Il y a une autre question qu'on pose souvent, celle d'un recul de la productivité française. Est-ce un problème et quelles sont les solutions ?
Déjà, on a quand même un petit peu changé le scénario : au départ, on avait un vrai décrochage de la France par rapport à nos voisins européens, on connaît plutôt, depuis la crise du Covid, une forme de stagnation sur l'ensemble de l'Europe, y compris en France. Donc, c'est moins noir pour la situation française, mais c'est vraiment une situation Europe versus États-Unis. Et c'est bien pour cela, justement, que l'Europe cherche à renouveler sa politique pour faire monter en gamme l'économie européenne et regagner en termes de compétitivité et de productivité.
Vous êtes membre du Haut Conseil des rémunérations, installé par la ministre du Travail sortante, Catherine Vautrin. Est-ce que ce Haut conseil poursuit ses travaux ?
Pour l'instant, ils sont suspendus depuis la dissolution. C'est en quelque sorte normal dans le schéma politique. Nous sommes non rémunérés, donc cette suspension ne coûte rien à l'État. Je dirais que par ailleurs, quand même, les travaux se poursuivent sur cette idée globale de désmicardisation de l'économie française. Il y avait deux grands axes. Celui de cette architecture des exonérations de cotisations sociales en France, qui freineraient, les progressions salariales. Et celui de la problématique des temps partiels. Une part importante de la pauvreté laborieuse, ce sont des femmes, essentiellement des femmes, qui sont à temps partiel et un temps partiel subi. Donc ces deux grands chantiers, d'une certaine manière, se poursuivent.
"Aujourd'hui, on ne sait pas si le gouvernement Barnier va continuer à se saisir du Haut conseil des rémunérations. Je pense que oui."

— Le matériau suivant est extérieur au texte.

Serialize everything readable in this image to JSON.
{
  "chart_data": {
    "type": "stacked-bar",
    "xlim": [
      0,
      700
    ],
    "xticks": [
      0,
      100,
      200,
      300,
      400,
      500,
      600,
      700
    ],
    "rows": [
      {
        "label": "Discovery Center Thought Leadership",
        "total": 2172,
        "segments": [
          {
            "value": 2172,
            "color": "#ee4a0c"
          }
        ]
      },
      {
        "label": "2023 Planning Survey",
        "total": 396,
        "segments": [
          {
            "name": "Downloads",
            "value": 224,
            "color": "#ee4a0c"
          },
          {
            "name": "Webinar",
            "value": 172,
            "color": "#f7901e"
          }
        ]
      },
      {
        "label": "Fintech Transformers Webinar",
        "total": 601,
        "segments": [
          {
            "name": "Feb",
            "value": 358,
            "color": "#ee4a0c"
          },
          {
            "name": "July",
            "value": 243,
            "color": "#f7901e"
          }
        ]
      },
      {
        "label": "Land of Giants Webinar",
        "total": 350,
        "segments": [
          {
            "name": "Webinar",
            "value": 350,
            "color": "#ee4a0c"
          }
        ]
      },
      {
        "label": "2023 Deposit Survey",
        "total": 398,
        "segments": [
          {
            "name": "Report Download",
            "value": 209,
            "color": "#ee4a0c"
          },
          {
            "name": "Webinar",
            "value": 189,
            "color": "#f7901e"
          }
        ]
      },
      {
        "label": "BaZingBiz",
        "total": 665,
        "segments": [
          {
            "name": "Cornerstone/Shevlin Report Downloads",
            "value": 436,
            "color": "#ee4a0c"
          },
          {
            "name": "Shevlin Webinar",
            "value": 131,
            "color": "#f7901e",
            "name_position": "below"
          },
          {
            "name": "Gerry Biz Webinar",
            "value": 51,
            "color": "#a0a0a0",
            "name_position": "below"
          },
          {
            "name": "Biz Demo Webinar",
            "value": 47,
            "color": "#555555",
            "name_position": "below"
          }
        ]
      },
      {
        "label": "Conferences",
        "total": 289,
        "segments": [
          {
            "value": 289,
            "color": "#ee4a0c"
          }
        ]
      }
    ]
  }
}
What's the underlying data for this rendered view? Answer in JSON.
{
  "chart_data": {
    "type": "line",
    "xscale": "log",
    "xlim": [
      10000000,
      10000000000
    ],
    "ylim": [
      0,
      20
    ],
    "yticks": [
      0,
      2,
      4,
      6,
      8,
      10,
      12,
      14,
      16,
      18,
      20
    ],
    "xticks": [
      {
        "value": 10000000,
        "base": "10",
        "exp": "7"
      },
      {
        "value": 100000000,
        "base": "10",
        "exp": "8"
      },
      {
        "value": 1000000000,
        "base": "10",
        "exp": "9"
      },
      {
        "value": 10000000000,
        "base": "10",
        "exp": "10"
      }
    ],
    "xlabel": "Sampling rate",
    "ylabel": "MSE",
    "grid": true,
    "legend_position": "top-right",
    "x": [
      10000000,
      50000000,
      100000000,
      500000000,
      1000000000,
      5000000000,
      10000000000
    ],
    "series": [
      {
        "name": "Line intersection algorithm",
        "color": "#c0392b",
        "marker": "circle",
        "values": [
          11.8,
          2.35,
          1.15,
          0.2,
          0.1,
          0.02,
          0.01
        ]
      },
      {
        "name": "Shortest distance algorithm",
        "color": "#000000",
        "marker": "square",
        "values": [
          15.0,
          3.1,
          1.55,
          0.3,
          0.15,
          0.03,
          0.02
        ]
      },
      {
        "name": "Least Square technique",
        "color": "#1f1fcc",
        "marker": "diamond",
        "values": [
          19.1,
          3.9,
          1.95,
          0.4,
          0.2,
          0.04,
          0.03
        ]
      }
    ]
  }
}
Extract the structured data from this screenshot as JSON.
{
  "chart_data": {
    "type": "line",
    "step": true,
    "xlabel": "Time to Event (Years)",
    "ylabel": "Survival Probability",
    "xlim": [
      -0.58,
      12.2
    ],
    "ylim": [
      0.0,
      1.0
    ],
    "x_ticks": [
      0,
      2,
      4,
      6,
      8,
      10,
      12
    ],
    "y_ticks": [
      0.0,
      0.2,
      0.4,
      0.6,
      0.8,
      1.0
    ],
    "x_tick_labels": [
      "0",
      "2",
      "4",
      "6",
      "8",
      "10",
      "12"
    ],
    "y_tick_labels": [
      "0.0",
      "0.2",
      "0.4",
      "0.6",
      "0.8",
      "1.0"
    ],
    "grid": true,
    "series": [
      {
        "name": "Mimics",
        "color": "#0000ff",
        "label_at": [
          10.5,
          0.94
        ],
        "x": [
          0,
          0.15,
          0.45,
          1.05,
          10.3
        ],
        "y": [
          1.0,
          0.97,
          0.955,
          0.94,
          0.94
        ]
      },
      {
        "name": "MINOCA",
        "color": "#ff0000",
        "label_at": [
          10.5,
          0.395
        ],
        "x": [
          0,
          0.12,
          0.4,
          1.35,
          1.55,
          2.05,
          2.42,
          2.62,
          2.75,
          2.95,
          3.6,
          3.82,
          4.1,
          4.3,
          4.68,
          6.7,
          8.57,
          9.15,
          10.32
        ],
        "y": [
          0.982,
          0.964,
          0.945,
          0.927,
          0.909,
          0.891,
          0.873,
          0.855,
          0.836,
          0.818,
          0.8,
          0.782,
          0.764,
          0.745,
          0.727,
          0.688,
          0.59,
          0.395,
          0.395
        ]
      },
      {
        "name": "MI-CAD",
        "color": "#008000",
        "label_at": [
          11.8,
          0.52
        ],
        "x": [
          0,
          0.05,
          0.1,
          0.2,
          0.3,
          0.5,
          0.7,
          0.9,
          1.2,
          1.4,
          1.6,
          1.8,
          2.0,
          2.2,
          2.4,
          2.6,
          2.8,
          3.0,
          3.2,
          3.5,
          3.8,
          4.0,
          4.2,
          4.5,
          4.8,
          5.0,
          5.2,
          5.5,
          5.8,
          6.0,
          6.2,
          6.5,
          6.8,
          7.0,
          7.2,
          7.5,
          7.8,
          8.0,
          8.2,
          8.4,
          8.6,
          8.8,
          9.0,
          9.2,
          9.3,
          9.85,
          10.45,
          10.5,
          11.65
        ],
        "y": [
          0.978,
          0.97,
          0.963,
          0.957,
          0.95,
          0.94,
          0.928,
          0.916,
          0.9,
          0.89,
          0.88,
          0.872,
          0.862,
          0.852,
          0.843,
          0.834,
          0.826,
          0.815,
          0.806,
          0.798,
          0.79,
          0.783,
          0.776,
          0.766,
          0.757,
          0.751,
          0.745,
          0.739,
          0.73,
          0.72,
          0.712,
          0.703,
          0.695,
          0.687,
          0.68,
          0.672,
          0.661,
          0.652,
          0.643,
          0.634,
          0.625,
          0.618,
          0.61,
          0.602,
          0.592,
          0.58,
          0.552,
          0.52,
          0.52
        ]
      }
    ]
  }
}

Philippe Askenazyà franceinfo
Moi, je suis une personnalité qualifiée, mais le Haut Conseil des rémunérations est composé essentiellement des partenaires sociaux, côté patronal comme syndical, et dans une volonté de dialogue. C'était typiquement comme cela qu'il était conçu ce Haut conseil. C'est de cette manière-là que les partenaires sociaux le voyaient.
Quelle est la question primordiale que va devoir se poser le nouveau gouvernement sur le travail, selon vous ?
Elles sont multiples. Il y a effectivement une problématique de rémunération, mais je pense qu'il ne faut pas oublier la question du travail lui-même. Très souvent, on se ramène à une question de salaire et des questions de budget, de chiffres, alors même qu'il y a toutes sortes de questions sur le travail, sur sa soutenabilité, on l'a vu lors de la réforme des retraites. Vous parliez de Bruno Le Maire, il y a eu de multiples interrogations sur les arrêts de travail pour les dénoncer, en quelque sorte. Mais tout cela est, au départ, une problématique de travail, de santé publique, de conditions de travail, de vieillissement de la population. Et au jour le jour, dans les entreprises, comment gérer des absences imprévues. Et c'est justement en se posant aussi ces questions de travail qu'on trouve des solutions qui permettront de faire des économies pour les finances publiques.